Originally posted by: AWhackWhiteBoy
its a sh**ty MX220 core, maxes out my 2.6ghz barton instantly. i guess that explains it.
		
		
	 
I'm not familiar with an MX220, only a GF2 MX400/MX200/original, and a GF4 MX420/MX440/MX460. Is your card from the GF2 MX or GF4 MX family?
Either way, I don't think that it is because the card itself lacks hardware-accelleration support. It's more due to Windows' driver issues. I've used dual-monitors before, connected to cards both with hardware-acceleration support, along with a video-capture card. It seems that Windows' only supports video-accelerate/overlay features on the primary display, period. It emulates overlay in software (host CPU copies/colorspace-converts data on the fly) for all other displays. No doubt that is what your problem is.

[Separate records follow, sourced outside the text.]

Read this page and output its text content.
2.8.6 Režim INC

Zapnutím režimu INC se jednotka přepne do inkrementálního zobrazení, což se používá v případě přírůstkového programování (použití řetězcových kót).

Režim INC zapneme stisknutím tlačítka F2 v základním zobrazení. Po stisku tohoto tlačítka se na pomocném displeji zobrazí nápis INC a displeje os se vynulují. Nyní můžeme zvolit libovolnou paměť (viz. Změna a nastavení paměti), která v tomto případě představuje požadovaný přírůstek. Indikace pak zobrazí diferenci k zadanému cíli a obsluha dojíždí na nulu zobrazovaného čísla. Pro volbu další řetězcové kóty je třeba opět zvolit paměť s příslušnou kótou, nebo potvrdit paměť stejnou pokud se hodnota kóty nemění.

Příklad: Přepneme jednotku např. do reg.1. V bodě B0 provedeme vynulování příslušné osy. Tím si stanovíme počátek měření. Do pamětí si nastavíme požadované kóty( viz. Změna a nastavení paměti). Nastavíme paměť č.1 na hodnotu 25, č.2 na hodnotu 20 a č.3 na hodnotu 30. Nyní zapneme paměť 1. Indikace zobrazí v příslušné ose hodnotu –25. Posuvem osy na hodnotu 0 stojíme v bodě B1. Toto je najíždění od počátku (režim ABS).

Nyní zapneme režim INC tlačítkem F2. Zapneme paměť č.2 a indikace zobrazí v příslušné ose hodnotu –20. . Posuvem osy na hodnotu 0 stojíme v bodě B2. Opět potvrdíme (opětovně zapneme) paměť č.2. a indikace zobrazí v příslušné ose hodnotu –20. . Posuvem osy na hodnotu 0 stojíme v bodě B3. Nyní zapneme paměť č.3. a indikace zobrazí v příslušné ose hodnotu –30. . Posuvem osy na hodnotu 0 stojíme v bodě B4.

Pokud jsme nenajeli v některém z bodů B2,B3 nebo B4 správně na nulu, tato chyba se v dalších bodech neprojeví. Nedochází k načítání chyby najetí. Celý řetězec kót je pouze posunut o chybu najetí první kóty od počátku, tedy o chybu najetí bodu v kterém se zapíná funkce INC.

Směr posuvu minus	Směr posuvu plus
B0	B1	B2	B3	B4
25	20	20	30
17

Sorry to say, I don't think that there is a solution, short of possibly replacing your seperate cards with a single display, driving dual outputs. (My "new" Radeon 9200 can do that, but you have to manually change some settings in the driver, to get video-overlay to even show up on both screens, while running in "clone mode". Otherwise it only shows on the primary display. Not quite directly related to your issue, but it seemed wierd to me, and it's yet another illustration that Windows' seems to have issues with video-accelerate on anything but the primary display.)